| Zavarov |
So here it is and it's one gorgeous book. I've skimmed through it, read some choice chapters and so far I have to say this is a definite improvement over 3.5. However, like others have also stated, it feels more like 3.6 than 3.75 and that's mainly because 90% of the work seems to focus on the stuff that was already good to begin with.
The classes and races have been rebalanced, skills and feats tidied up and compressed, troublesome spells nerfed or made less complex. There is a lot of good stuff here, it feels clean, and I'm especially impressed with the combat maneuvre overhaul.
Still my main gripe with 3rd edition remains: high level complexity. Apart from the Vital Strike feat chain, which gives an alternative to the endless rolling of iterative attacks, I just don't see how PFRPG improves what imo has always been this edition's weak spot.

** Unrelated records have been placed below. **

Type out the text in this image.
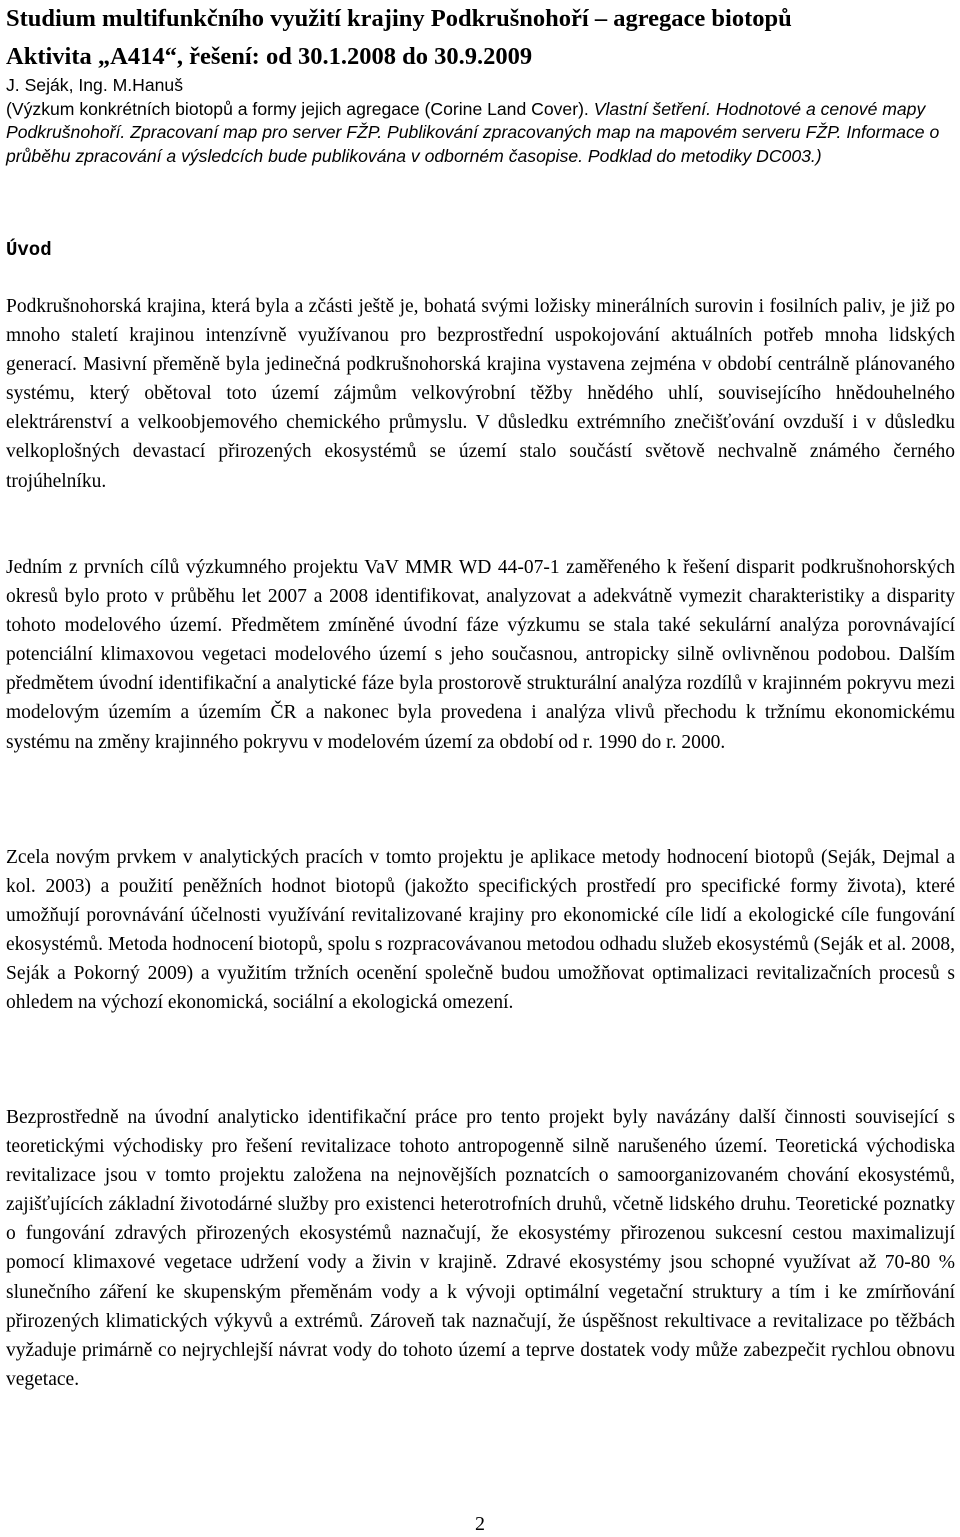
Studium multifunkčního využití krajiny Podkrušnohoří – agregace biotopů
Aktivita „A414“, řešení: od 30.1.2008 do 30.9.2009

J. Seják, Ing. M.Hanuš
(Výzkum konkrétních biotopů a formy jejich agregace (Corine Land Cover). Vlastní šetření. Hodnotové a cenové mapy Podkrušnohoří. Zpracovaní map pro server FŽP. Publikování zpracovaných map na mapovém serveru FŽP. Informace o průběhu zpracování a výsledcích bude publikována v odborném časopise. Podklad do metodiky DC003.)

Úvod

Podkrušnohorská krajina, která byla a zčásti ještě je, bohatá svými ložisky minerálních surovin i fosilních paliv, je již po mnoho staletí krajinou intenzívně využívanou pro bezprostřední uspokojování aktuálních potřeb mnoha lidských generací. Masivní přeměně byla jedinečná podkrušnohorská krajina vystavena zejména v období centrálně plánovaného systému, který obětoval toto území zájmům velkovýrobní těžby hnědého uhlí, souvisejícího hnědouhelného elektrárenství a velkoobjemového chemického průmyslu. V důsledku extrémního znečišťování ovzduší i v důsledku velkoplošných devastací přirozených ekosystémů se území stalo součástí světově nechvalně známého černého trojúhelníku.

Jedním z prvních cílů výzkumného projektu VaV MMR WD 44-07-1 zaměřeného k řešení disparit podkrušnohorských okresů bylo proto v průběhu let 2007 a 2008 identifikovat, analyzovat a adekvátně vymezit charakteristiky a disparity tohoto modelového území. Předmětem zmíněné úvodní fáze výzkumu se stala také sekulární analýza porovnávající potenciální klimaxovou vegetaci modelového území s jeho současnou, antropicky silně ovlivněnou podobou. Dalším předmětem úvodní identifikační a analytické fáze byla prostorově strukturální analýza rozdílů v krajinném pokryvu mezi modelovým územím a územím ČR a nakonec byla provedena i analýza vlivů přechodu k tržnímu ekonomickému systému na změny krajinného pokryvu v modelovém území za období od r. 1990 do r. 2000.

Zcela novým prvkem v analytických pracích v tomto projektu je aplikace metody hodnocení biotopů (Seják, Dejmal a kol. 2003) a použití peněžních hodnot biotopů (jakožto specifických prostředí pro specifické formy života), které umožňují porovnávání účelnosti využívání revitalizované krajiny pro ekonomické cíle lidí a ekologické cíle fungování ekosystémů. Metoda hodnocení biotopů, spolu s rozpracovávanou metodou odhadu služeb ekosystémů (Seják et al. 2008, Seják a Pokorný 2009) a využitím tržních ocenění společně budou umožňovat optimalizaci revitalizačních procesů s ohledem na výchozí ekonomická, sociální a ekologická omezení.

Bezprostředně na úvodní analyticko identifikační práce pro tento projekt byly navázány další činnosti související s teoretickými východisky pro řešení revitalizace tohoto antropogenně silně narušeného území. Teoretická východiska revitalizace jsou v tomto projektu založena na nejnovějších poznatcích o samoorganizovaném chování ekosystémů, zajišťujících základní životodárné služby pro existenci heterotrofních druhů, včetně lidského druhu. Teoretické poznatky o fungování zdravých přirozených ekosystémů naznačují, že ekosystémy přirozenou sukcesní cestou maximalizují pomocí klimaxové vegetace udržení vody a živin v krajině. Zdravé ekosystémy jsou schopné využívat až 70-80 % slunečního záření ke skupenským přeměnám vody a k vývoji optimální vegetační struktury a tím i ke zmírňování přirozených klimatických výkyvů a extrémů. Zároveň tak naznačují, že úspěšnost rekultivace a revitalizace po těžbách vyžaduje primárně co nejrychlejší návrat vody do tohoto území a teprve dostatek vody může zabezpečit rychlou obnovu vegetace.

2
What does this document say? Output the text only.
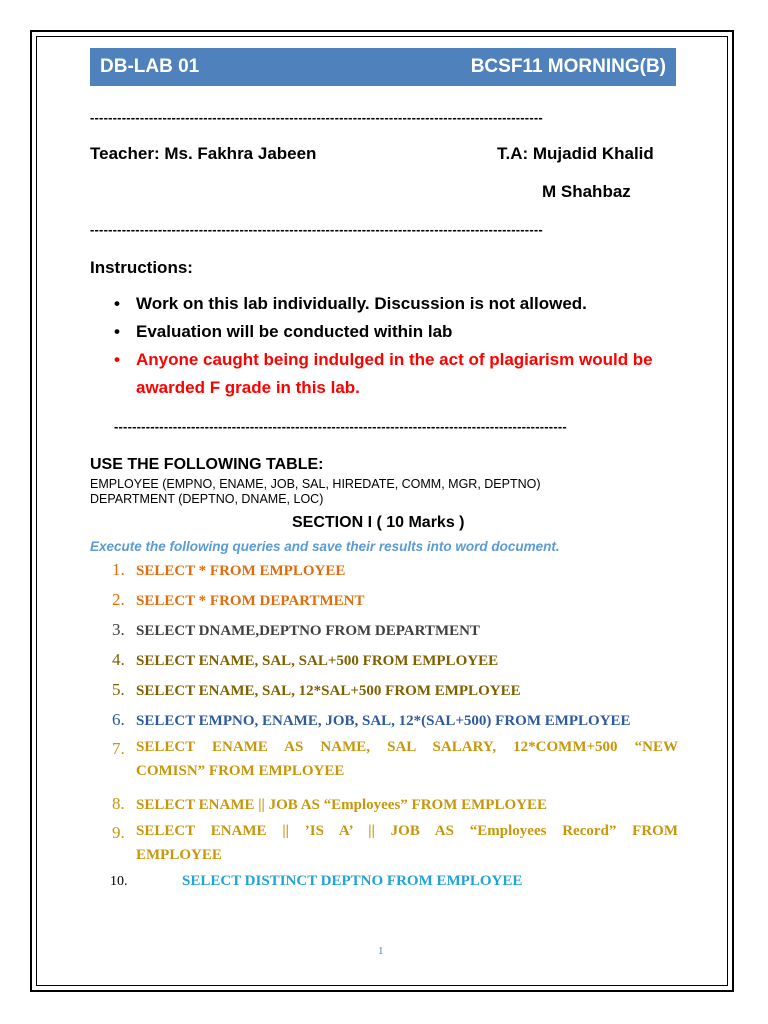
DB-LAB 01	BCSF11 MORNING(B)
----------------------------------------------------------------------------------------------------
Teacher: Ms. Fakhra Jabeen	T.A: Mujadid Khalid
M Shahbaz
----------------------------------------------------------------------------------------------------
Instructions:
• Work on this lab individually. Discussion is not allowed.
• Evaluation will be conducted within lab
• Anyone caught being indulged in the act of plagiarism would be awarded F grade in this lab.
----------------------------------------------------------------------------------------------------
USE THE FOLLOWING TABLE:
EMPLOYEE (EMPNO, ENAME, JOB, SAL, HIREDATE, COMM, MGR, DEPTNO)
DEPARTMENT (DEPTNO, DNAME, LOC)
SECTION I ( 10 Marks )
Execute the following queries and save their results into word document.
1. SELECT * FROM EMPLOYEE
2. SELECT * FROM DEPARTMENT
3. SELECT DNAME,DEPTNO FROM DEPARTMENT
4. SELECT ENAME, SAL, SAL+500 FROM EMPLOYEE
5. SELECT ENAME, SAL, 12*SAL+500 FROM EMPLOYEE
6. SELECT EMPNO, ENAME, JOB, SAL, 12*(SAL+500) FROM EMPLOYEE
7. SELECT ENAME AS NAME, SAL SALARY, 12*COMM+500 “NEW
COMISN” FROM EMPLOYEE
8. SELECT ENAME || JOB AS “Employees” FROM EMPLOYEE
9. SELECT ENAME || ’IS A’ || JOB AS “Employees Record” FROM
EMPLOYEE
10.	SELECT DISTINCT DEPTNO FROM EMPLOYEE
1
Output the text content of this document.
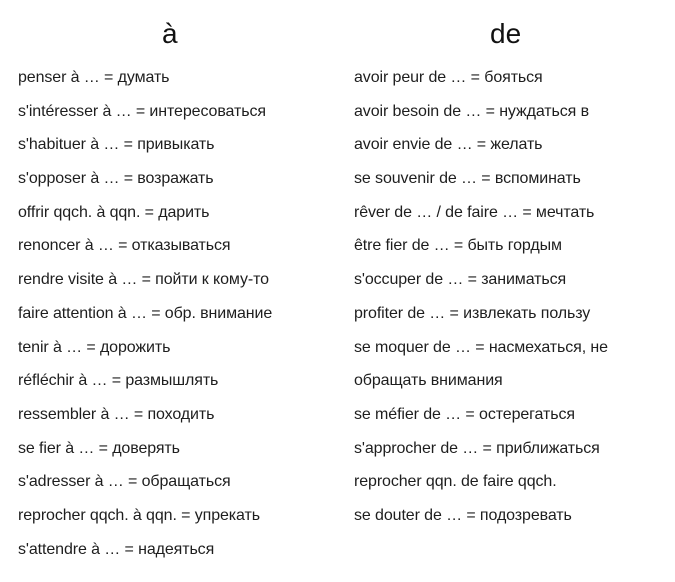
à
penser à … = думать
s'intéresser à … = интересоваться
s'habituer à … = привыкать
s'opposer à … = возражать
offrir qqch. à qqn. = дарить
renoncer à … = отказываться
rendre visite à … = пойти к кому-то
faire attention à … = обр. внимание
tenir à … = дорожить
réfléchir à … = размышлять
ressembler à … = походить
se fier à … = доверять
s'adresser à … = обращаться
reprocher qqch. à qqn. = упрекать
s'attendre à … = надеяться
de
avoir peur de … = бояться
avoir besoin de … = нуждаться в
avoir envie de … = желать
se souvenir de … = вспоминать
rêver de … / de faire … = мечтать
être fier de … = быть гордым
s'occuper de … = заниматься
profiter de … = извлекать пользу
se moquer de … = насмехаться, не
обращать внимания
se méfier de … = остерегаться
s'approcher de … = приближаться
reprocher qqn. de faire qqch.
se douter de … = подозревать
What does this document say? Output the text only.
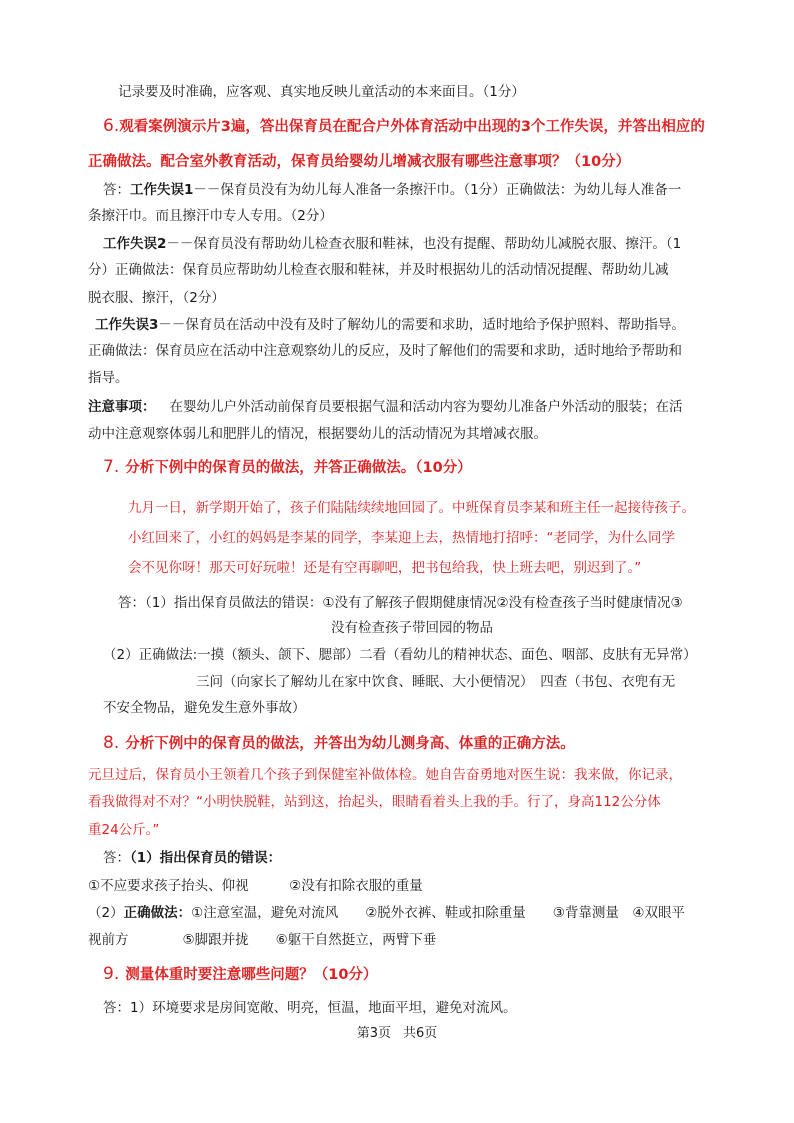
记录要及时准确，应客观、真实地反映儿童活动的本来面目。（1分）
6.观看案例演示片3遍，答出保育员在配合户外体育活动中出现的3个工作失误，并答出相应的
正确做法。配合室外教育活动，保育员给婴幼儿增减衣服有哪些注意事项？（10分）
答：工作失误1－－保育员没有为幼儿每人准备一条擦汗巾。（1分）正确做法：为幼儿每人准备一
条擦汗巾。而且擦汗巾专人专用。（2分）
工作失误2－－保育员没有帮助幼儿检查衣服和鞋袜，也没有提醒、帮助幼儿减脱衣服、擦汗。（1
分）正确做法：保育员应帮助幼儿检查衣服和鞋袜，并及时根据幼儿的活动情况提醒、帮助幼儿减
脱衣服、擦汗，（2分）
工作失误3－－保育员在活动中没有及时了解幼儿的需要和求助，适时地给予保护照料、帮助指导。
正确做法：保育员应在活动中注意观察幼儿的反应，及时了解他们的需要和求助，适时地给予帮助和
指导。
注意事项： 在婴幼儿户外活动前保育员要根据气温和活动内容为婴幼儿准备户外活动的服装；在活
动中注意观察体弱儿和肥胖儿的情况，根据婴幼儿的活动情况为其增减衣服。
7. 分析下例中的保育员的做法，并答正确做法。（10分）
九月一日，新学期开始了，孩子们陆陆续续地回园了。中班保育员李某和班主任一起接待孩子。
小红回来了，小红的妈妈是李某的同学，李某迎上去，热情地打招呼：“老同学，为什么同学
会不见你呀！那天可好玩啦！还是有空再聊吧，把书包给我，快上班去吧，别迟到了。”
答：（1）指出保育员做法的错误：①没有了解孩子假期健康情况②没有检查孩子当时健康情况③
没有检查孩子带回园的物品
（2）正确做法:一摸（额头、颌下、腮部）二看（看幼儿的精神状态、面色、咽部、皮肤有无异常）
三问（向家长了解幼儿在家中饮食、睡眠、大小便情况）　四查（书包、衣兜有无
不安全物品，避免发生意外事故）
8. 分析下例中的保育员的做法，并答出为幼儿测身高、体重的正确方法。
元旦过后，保育员小王领着几个孩子到保健室补做体检。她自告奋勇地对医生说：我来做，你记录，
看我做得对不对？“小明快脱鞋，站到这，抬起头，眼睛看着头上我的手。行了，身高112公分体
重24公斤。”
答：（1）指出保育员的错误：
①不应要求孩子抬头、仰视　　　②没有扣除衣服的重量
（2）正确做法：①注意室温，避免对流风　　②脱外衣裤、鞋或扣除重量　　③背靠测量　④双眼平
视前方　　　　⑤脚跟并拢　　⑥躯干自然挺立，两臂下垂
9. 测量体重时要注意哪些问题？（10分）
答：1）环境要求是房间宽敞、明亮，恒温，地面平坦，避免对流风。
第3页 共6页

Am I missing something? Was it maybe decided at some point that simplifying high-level combat could not be accomplished alongside the goal of backward compatibility? Or is it just deemed a lost cause (the fact that the APs still end around level 14 seems to point that way)?
Gorbacz
|
Well, Dispel Magic, Summon Monster, Polymorph and several other "OK guys, half an hour break while John makes up his mind with that spell" spells are simplified.
I believe we should wait until the Bestiary and see if/how the monsters were streamlined to make many of them easier to run (monster multiple attacks go off one attack bonus for start, and that's a good change).